Lauren Simpson was excited about the possibility that she might soon be able to move into an affordable apartment of her own in south Surrey.
That’s why the 26-year-old, who has Down syndrome, took the big step of calling into Surrey council late one evening this week to plead personally with council members to approve the new non-profit development near her parents’ house that would provide her and many other disabled people with a permanent place to live.
Five of the eight council members voted turned that project down around 1 a.m. Tuesday, including Mayor Doug McCallum, not giving any reasons at the time but indicating later that the density of the six-storey building was their concern.
“I was upset. A lot of people were upset. If Harmony doesn’t get built, I will have to stay with my mum and dad. Where is there for me to go?” said a discouraged Ms. Simpson. “To me, it is a safe place I would like to call home.”
She is not the only disheartened person. More than 6,000 who signed a petition in favour of the 91-unit apartment building being proposed, the 54 who called in to express support, and the non-profit group trying to get the Harmony project built are also baffled and dismayed.
“I am really quite shocked,” said Bill Simpson, Lauren’s father. He and his wife have been trying to figure out a permanent housing solution for Lauren for when they’re gone.
It’s a troubling decision for BC Housing, the provincial agency that funds social housing and had committed $10-million to the development.
“We are disappointed this project is not moving forward,” said the agency in a statement to The Globe and Mail. “We know there is a housing crisis in this province, including in Surrey, and we need to build more affordable housing. Governments at all levels must take bold action.”
It’s another setback for the province’s aggressive efforts to get more social housing or affordable rentals built, as Surrey joins an informal club of suburbs in the last three years that have turned down or wobbled over approvals for that kind of housing, including the District of North Vancouver, White Rock and Port Moody.
Those suburban turndowns stand in stark contrast to Vancouver, whose council is not at all unified on many issues but has approved social-housing or rental projects even when there have been 100 people out to oppose them.
The Surrey council vote was also labelled as “devastating” by Doug Tennant, the chief executive officer of the non-profit coalition of groups called UNITI that had been working on the Harmony project with city planners and the community for the last three years.
“This was going to be a benefit for the entire community.
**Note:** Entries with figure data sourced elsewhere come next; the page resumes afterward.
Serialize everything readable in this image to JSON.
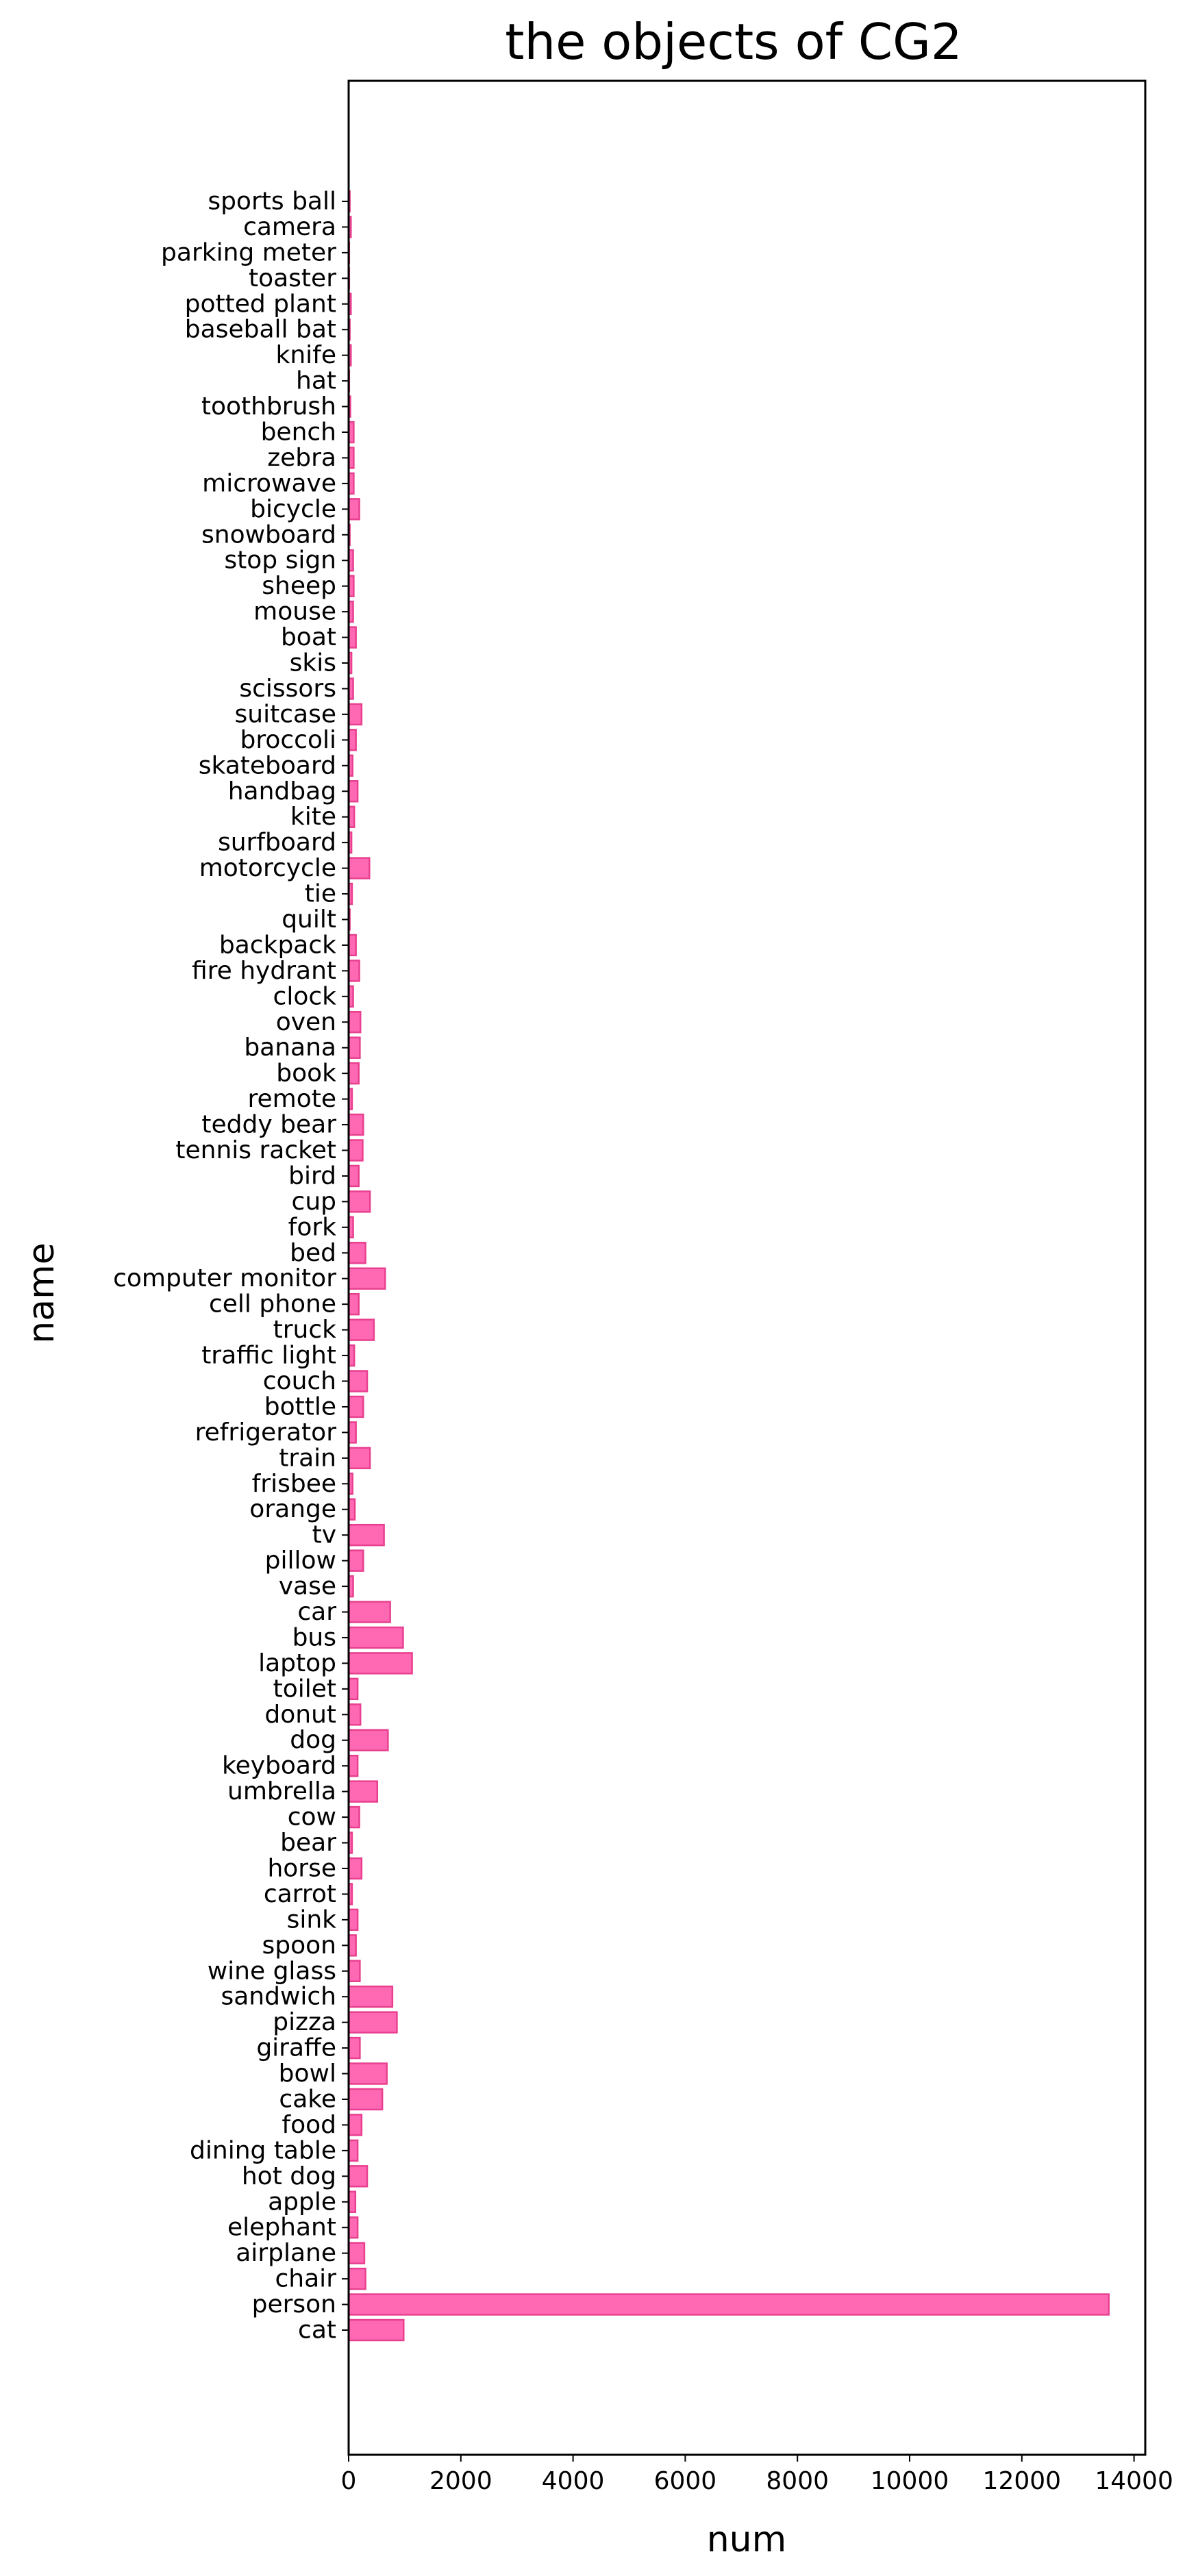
{
  "chart_data": {
    "type": "bar",
    "orientation": "horizontal",
    "title": "the objects of CG2",
    "xlabel": "num",
    "ylabel": "name",
    "xlim": [
      0,
      14200
    ],
    "xticks": [
      0,
      2000,
      4000,
      6000,
      8000,
      10000,
      12000,
      14000
    ],
    "grid": false,
    "bar_color": "#ff69b4",
    "bar_edge_color": "#e8408f",
    "categories": [
      "cat",
      "person",
      "chair",
      "airplane",
      "elephant",
      "apple",
      "hot dog",
      "dining table",
      "food",
      "cake",
      "bowl",
      "giraffe",
      "pizza",
      "sandwich",
      "wine glass",
      "spoon",
      "sink",
      "carrot",
      "horse",
      "bear",
      "cow",
      "umbrella",
      "keyboard",
      "dog",
      "donut",
      "toilet",
      "laptop",
      "bus",
      "car",
      "vase",
      "pillow",
      "tv",
      "orange",
      "frisbee",
      "train",
      "refrigerator",
      "bottle",
      "couch",
      "traffic light",
      "truck",
      "cell phone",
      "computer monitor",
      "bed",
      "fork",
      "cup",
      "bird",
      "tennis racket",
      "teddy bear",
      "remote",
      "book",
      "banana",
      "oven",
      "clock",
      "fire hydrant",
      "backpack",
      "quilt",
      "tie",
      "motorcycle",
      "surfboard",
      "kite",
      "handbag",
      "skateboard",
      "broccoli",
      "suitcase",
      "scissors",
      "skis",
      "boat",
      "mouse",
      "sheep",
      "stop sign",
      "snowboard",
      "bicycle",
      "microwave",
      "zebra",
      "bench",
      "toothbrush",
      "hat",
      "knife",
      "baseball bat",
      "potted plant",
      "toaster",
      "parking meter",
      "camera",
      "sports ball"
    ],
    "values": [
      980,
      13550,
      300,
      280,
      160,
      120,
      330,
      160,
      230,
      600,
      680,
      200,
      860,
      780,
      200,
      130,
      160,
      60,
      230,
      60,
      190,
      510,
      160,
      700,
      210,
      160,
      1130,
      970,
      740,
      80,
      260,
      630,
      110,
      70,
      380,
      130,
      260,
      330,
      100,
      450,
      180,
      650,
      300,
      80,
      380,
      180,
      250,
      260,
      60,
      180,
      200,
      210,
      80,
      190,
      130,
      20,
      60,
      370,
      50,
      100,
      160,
      70,
      130,
      230,
      80,
      50,
      130,
      80,
      90,
      80,
      20,
      190,
      90,
      90,
      90,
      30,
      10,
      40,
      20,
      40,
      10,
      10,
      40,
      20
    ]
  }
}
I feel so sorry for the people who desperately need housing.”
He said the society’s plan now is to simply wait for a new council that will have a different attitude.
“We not going to waste our time dealing with this council. We’ll wait for one that is very supportive of affordable housing.”
Councillor Brenda Locke, who is planning to run for mayor in next year’s election, said she couldn’t understand why Mr. McCallum and the four other councillors in his party voted against it.
“I know that if you’re a parent of a person with a disability, you’re so frightened about what’s going to happen to your child when you’re not there.” This project would have given comfort to many families in that situation, she said.
Mr. McCallum said he voted against it because local residents in the single-family area were concerned about the building being at six storeys. They felt four would be better.
“The majority of council listened to the residents. That’s our job,” he said. “I fully supported the use but not the form. When I worked on projects like this over the years, any type of facility you do build needs to fit in.”
The Harmony project was proposed for a 2.2-hectare parcel of land already planned as a part of a town centre for the Semiahmoo neighbourhood in south Surrey. A recent community plan that council approved envisions buildings of four to six stories in that area, which has a small commercial strip and a transit line.
There are currently 52 townhouses on the property and an 18-unit apartment building, run by the Peninsula Estates Housing Association, which is part of UNITI. The plan was to demolish 17 of the townhouses in order to accommodate the new building, which was set as far away from single detached homes as possible.
But opponents from the area, largely homeowners in the immediate vicinity, said they were concerned about the height and the potential for additional traffic. They also worried that allowing one higher building would kick off a cascade of other large structures in the area. Some called the project “experimental,” because it would house a mix of people with developmental disabilities and others who simply need affordable housing. UNITI already has a similar apartment complex elsewhere in Surrey, called Chorus, that has been successful since it opened in 2016.